Reporter: Agung Hidayat | Editor: Handoyo .
KONTAN.CO.ID - JAKARTA. Wacana kewajiban pasokan dalam negeri (Domestic Market Obligation/DMO) minyak sawit mentah (CPO) mulai bergulir. Setelah dikabarkan Pertamina telah mampu memproduksi Biodiesel 100 atau B100 yang seratus persen bahan baku dari nabati.
Pertamina meminta pemerintah dapat membuat aturan DMO seperti halnya DMO batu bara untuk PLN (Persero). Hal ini guna menjaga keberlangsungan ketersediaan pasokan CPO dengan harga jual yang lebih murah dari harga ekspor.
Baca Juga: Begini tanggapan Mahkota Group (MGRO) soal kebijakan DMO minyak sawit
Menanggapi hal tersebut, Joko Supriyono, Ketua Umum Gabungan Pengusaha Kelapa Sawit Indonesia (GAPKI) menilai keberadaan DMO untuk minyak sawit mentah tidak tepat. "Karena saat ini suplai CPO itu masih melimpah," ujarnya kepada Kontan.co.id, Kamis (16/7).

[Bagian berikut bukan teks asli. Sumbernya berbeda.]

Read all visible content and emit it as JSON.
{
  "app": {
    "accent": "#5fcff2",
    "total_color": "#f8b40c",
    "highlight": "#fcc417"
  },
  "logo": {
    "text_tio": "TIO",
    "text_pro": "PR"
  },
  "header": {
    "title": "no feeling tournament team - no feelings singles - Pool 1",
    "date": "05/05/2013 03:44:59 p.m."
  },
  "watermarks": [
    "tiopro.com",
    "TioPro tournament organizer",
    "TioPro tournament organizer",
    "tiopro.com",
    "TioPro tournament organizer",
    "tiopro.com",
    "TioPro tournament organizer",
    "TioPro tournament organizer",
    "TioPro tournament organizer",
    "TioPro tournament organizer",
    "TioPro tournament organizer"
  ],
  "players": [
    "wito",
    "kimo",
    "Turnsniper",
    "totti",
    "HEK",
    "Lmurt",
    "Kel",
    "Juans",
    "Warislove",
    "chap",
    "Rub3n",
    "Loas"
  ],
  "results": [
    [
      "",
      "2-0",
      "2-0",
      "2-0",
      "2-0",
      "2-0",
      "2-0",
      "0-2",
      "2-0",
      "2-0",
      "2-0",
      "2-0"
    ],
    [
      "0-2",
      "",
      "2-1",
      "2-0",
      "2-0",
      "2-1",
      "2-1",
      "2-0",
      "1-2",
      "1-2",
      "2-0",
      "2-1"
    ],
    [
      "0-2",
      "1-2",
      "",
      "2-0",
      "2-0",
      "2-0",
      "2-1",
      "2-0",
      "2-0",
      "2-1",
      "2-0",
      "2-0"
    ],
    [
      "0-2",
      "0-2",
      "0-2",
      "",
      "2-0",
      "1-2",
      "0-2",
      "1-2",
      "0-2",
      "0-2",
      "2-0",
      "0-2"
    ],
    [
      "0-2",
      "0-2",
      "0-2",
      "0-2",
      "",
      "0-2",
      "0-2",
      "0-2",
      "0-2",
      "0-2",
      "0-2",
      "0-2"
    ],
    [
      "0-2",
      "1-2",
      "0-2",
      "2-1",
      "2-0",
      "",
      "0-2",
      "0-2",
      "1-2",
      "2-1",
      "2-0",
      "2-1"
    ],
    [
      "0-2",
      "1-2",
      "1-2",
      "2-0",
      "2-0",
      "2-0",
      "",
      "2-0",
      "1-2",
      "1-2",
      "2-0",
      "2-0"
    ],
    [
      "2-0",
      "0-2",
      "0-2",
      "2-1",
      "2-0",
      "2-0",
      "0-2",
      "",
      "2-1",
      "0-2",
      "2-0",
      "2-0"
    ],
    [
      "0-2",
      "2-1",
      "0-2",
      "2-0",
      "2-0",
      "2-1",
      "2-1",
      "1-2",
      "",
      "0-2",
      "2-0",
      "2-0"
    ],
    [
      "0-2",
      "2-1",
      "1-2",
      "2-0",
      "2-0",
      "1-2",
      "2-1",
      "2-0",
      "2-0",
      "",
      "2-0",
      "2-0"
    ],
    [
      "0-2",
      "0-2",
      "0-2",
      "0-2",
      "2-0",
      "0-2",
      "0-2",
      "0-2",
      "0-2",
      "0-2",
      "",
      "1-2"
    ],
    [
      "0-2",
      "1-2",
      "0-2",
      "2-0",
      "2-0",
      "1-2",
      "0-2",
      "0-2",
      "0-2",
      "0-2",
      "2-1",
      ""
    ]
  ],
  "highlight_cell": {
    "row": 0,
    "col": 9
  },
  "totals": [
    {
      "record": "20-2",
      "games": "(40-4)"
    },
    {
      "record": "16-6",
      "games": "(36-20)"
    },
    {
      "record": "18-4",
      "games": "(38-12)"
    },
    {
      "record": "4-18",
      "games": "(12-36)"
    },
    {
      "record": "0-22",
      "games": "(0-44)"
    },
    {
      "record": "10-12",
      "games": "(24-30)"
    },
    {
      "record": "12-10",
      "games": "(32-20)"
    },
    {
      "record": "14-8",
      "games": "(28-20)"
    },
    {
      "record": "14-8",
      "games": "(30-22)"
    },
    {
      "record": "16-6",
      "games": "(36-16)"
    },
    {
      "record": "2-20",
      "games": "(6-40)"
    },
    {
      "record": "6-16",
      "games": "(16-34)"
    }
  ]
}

Lebih lanjut ia bilang, kebijakan DMO hanya efektif apabila suplai dari produksi lokal masih kurang. Sementara saat ini Joko menerangkan produksi CPO di Indonesia mencapai 47 juta ton setiap tahunnya, sedangkan serapan untuk biodiesel cenderung kecil hanya 9,5 juta ton.
Menurut Gapki seandainya B100 langsung diterapkan, tidak serta merta mampu menyerap produksi minyak sawit mentah nasional. Sebab diprediksi produksi CPO di Indonesia dalam lima tahun mendatang juga masih terus meningkat.
Soal harga yang diyakini akan berbeda dengan harga ketika ekspor, Joko belum dapat memberikan komentar. Sementara itu Ketua Harian Asosiasi Produsen Biofuel Indonesia (Aprobi) Paulus Tjakrawan menilai wacana kebijakan DMO tak boleh terburu-buru, harus ada riset dan perhitungan yang tepat.
"Perlu kajian yang terpadu oleh Pemerintah. Jika dianggap sudah baik kajian nya, bisa dimulai dengan CPO hasil PTPN terlebih dahulu, karena lebih mudah pengaturannya," sebutnya kepada Kontan.co.id, Kamis (16/7).
Baca Juga: Agar produksi bahan bakar 100% sawit jalan terus, Pertamina minta ada DMO Sawit
Sedangkan produsen minyak sawit, PT Sampoerna Agro Tbk (SGRO) menyambut baik gerakan biofuel dari pemerintah. Jika di masa depan sudah akan diterapkan B100, perseroan merasa tak masalah untuk menyuplai kebutuhan tersebut.
Michael Kesuma, Head of Investor Relations SGRO mengatakan kebutuhan CPO tersebut akan semakin meningkatkan permintaan di dalam negeri. Adapun mengenai wacana kewajiban pasokan dalam negeri (DMO), manajemen merasa tak keberatan.
"Jangankan DMO, waktu aturan tarif pungutan ekspor saja kami lakukan. Tujuan utamanya saya lihat selain memproduksi bahan bakar ramah lingkungan, juga dapat memberikan manfaat bagi penyerapan industri," ujarnya kepada Kontan.co.id, Kamis (16/7).
SGRO selama ini diketahui seluruh produksi sawitnya memang menyasar pasar lokal, dan sudah tidak menggarap pasar ekspor. Menurut, Michael keputusan menjual ke pasar lokal ini sudah dijalankan sekitar 10 tahun terakhir.
Soal harga, ada anggapan bahwa harga di tingkat domestik tidak sebaik di pasar global. Menurut Michael perkara harga selalu fluktuatif, ada kalanya di pasar domestik harga lebih baik ketimbang harga ekspor. Jika nanti ada penentuan harga, perusahaan berharap produsen dapat diikutsertakan dalam menegosiasikannya.